Similarly, let $\bar{A}$ be the event that P speaks lie and $\bar{B}$ be the event that Q speaks lie.
We are given that P speaks truth in 70% of the cases. i.e. probability of P speaking the truth is:
$\begin{align}
  & P(A)=\dfrac{70}{100} \\
 & P(A)=\dfrac{7}{10} \\
\end{align}$
Also, Q speaks truth in 30% 0f the cases. i.e. probability of Q speaking the truth is:
$\begin{align}
  & P(B)=\dfrac{30}{100} \\
 & P(B)=\dfrac{3}{10} \\
\end{align}$
We can also say that probability of P speaking the lie is:
$\begin{align}
  & P\left( {\bar{A}} \right)=1-P(A) \\
 & P\left( {\bar{A}} \right)=1-\dfrac{7}{10} \\
\end{align}$
By taking the LCM and cross multiplying we get:
$\begin{align}
  & P\left( {\bar{A}} \right)=\dfrac{10-7}{10} \\
 & P\left( {\bar{A}} \right)=\dfrac{3}{10} \\
\end{align}$
Similarly, probability of Q speaking the lie is:
$\begin{align}
  & P\left( {\bar{B}} \right)=1-P(B) \\
 & P\left( {\bar{B}} \right)=1-\dfrac{3}{10} \\
\end{align}$
By taking LCM and cross multiplying we get:
$\begin{align}
  & P\left( {\bar{B}} \right)=\dfrac{10-3}{10} \\
 & P\left( {\bar{B}} \right)=\dfrac{7}{10} \\
\end{align}$
Let $S$ be the event that both P and Q are likely to agree in the same fact. i.e. contradict with each other.
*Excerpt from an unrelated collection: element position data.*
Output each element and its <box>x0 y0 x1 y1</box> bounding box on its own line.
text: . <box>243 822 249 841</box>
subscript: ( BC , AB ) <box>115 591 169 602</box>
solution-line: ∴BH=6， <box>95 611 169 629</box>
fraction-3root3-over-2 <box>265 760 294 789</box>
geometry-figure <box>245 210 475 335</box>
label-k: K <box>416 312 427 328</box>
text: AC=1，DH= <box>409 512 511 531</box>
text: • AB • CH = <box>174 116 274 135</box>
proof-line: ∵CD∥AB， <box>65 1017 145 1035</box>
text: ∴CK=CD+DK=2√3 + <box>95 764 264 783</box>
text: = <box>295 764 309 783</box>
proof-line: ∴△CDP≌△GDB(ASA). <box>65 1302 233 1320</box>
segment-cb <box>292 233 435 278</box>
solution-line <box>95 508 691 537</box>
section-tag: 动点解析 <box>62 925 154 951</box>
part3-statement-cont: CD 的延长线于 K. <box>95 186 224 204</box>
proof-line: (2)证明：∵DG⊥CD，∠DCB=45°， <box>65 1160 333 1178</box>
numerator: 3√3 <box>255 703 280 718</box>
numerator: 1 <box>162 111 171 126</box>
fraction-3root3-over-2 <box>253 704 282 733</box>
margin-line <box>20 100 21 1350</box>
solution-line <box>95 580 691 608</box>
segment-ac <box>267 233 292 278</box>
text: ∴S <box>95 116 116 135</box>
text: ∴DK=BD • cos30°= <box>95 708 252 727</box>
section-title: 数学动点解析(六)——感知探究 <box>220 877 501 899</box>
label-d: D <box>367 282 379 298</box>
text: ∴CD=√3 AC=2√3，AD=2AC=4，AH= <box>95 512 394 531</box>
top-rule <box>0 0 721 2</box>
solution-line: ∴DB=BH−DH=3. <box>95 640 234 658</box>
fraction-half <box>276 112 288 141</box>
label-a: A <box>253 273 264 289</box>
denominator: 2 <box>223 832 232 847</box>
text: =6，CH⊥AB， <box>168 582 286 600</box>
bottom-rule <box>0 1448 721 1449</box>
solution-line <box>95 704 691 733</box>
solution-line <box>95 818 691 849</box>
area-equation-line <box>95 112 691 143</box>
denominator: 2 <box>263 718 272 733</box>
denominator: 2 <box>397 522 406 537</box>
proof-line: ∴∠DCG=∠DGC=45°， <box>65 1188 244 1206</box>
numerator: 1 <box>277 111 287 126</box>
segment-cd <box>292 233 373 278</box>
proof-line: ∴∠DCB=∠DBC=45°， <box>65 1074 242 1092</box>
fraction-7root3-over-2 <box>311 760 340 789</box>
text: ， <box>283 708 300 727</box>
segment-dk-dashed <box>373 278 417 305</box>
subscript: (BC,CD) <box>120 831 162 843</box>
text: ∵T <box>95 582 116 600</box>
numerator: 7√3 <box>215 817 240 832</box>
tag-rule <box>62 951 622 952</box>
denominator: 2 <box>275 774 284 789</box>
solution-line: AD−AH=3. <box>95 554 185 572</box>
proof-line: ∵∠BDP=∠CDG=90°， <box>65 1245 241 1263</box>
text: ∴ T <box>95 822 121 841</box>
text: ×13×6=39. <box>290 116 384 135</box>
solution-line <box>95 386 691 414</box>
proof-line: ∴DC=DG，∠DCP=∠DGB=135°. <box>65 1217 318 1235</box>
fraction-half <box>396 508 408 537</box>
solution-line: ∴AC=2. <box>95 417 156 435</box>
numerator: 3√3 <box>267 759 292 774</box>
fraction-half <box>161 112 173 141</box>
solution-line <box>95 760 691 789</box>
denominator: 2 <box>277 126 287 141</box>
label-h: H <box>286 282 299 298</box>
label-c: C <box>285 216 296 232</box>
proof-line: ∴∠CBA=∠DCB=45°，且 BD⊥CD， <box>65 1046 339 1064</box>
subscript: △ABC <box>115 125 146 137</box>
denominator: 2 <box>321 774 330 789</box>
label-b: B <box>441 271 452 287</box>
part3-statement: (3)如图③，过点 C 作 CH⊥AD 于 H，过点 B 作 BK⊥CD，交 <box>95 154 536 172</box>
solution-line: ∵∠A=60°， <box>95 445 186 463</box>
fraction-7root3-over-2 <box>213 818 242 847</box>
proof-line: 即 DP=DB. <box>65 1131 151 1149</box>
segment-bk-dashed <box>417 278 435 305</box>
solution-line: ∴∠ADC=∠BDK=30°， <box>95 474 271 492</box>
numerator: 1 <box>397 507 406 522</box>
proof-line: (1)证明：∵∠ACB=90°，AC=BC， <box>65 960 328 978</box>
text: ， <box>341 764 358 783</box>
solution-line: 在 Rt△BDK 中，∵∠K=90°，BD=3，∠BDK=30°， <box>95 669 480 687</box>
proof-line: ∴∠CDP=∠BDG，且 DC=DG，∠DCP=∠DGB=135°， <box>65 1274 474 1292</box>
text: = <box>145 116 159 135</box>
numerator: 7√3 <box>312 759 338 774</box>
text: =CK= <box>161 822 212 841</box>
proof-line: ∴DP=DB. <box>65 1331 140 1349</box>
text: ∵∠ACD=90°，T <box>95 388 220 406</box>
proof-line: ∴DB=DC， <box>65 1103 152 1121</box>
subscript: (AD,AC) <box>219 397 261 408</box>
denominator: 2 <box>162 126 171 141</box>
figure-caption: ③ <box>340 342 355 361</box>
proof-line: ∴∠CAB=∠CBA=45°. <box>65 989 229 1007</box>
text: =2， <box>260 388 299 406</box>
Both contradict with each other = [A true and B lies] or [B true and A lies]
Now, probability of P and Q contradict with each other is:
$P(S)=P(A)\cap P(\bar{B})+P(B)\cap P\left( {\bar{A}} \right)$
Here, all the events are independent, therefore we can write:
$\begin{align}
  & P(S)=P(A)P\left( {\bar{B}} \right)+P(B)P\left( {\bar{A}} \right) \\
 & P(S)=\dfrac{7}{10}\times \dfrac{7}{10}+\dfrac{3}{10}\times \dfrac{3}{10} \\
 & P(S)=\dfrac{49}{100}+\dfrac{9}{100} \\
\end{align}$
By taking the LCM and cross multiplying we get:
$\begin{align}
  & P(S)=\dfrac{49+9}{100} \\
 & P(S)=\dfrac{58}{100} \\
\end{align}$
By cancellation we obtain:
$P(S)=\dfrac{29}{50}$
The percentage of cases that they contradict with each other =$\dfrac{29}{50}\times 100=58%$

Note: Here, both P and Q likely agree in the same fact means both contradict with each other. So don’t get confused that both are agreeing in the same fact, which may lead to an incorrect formula.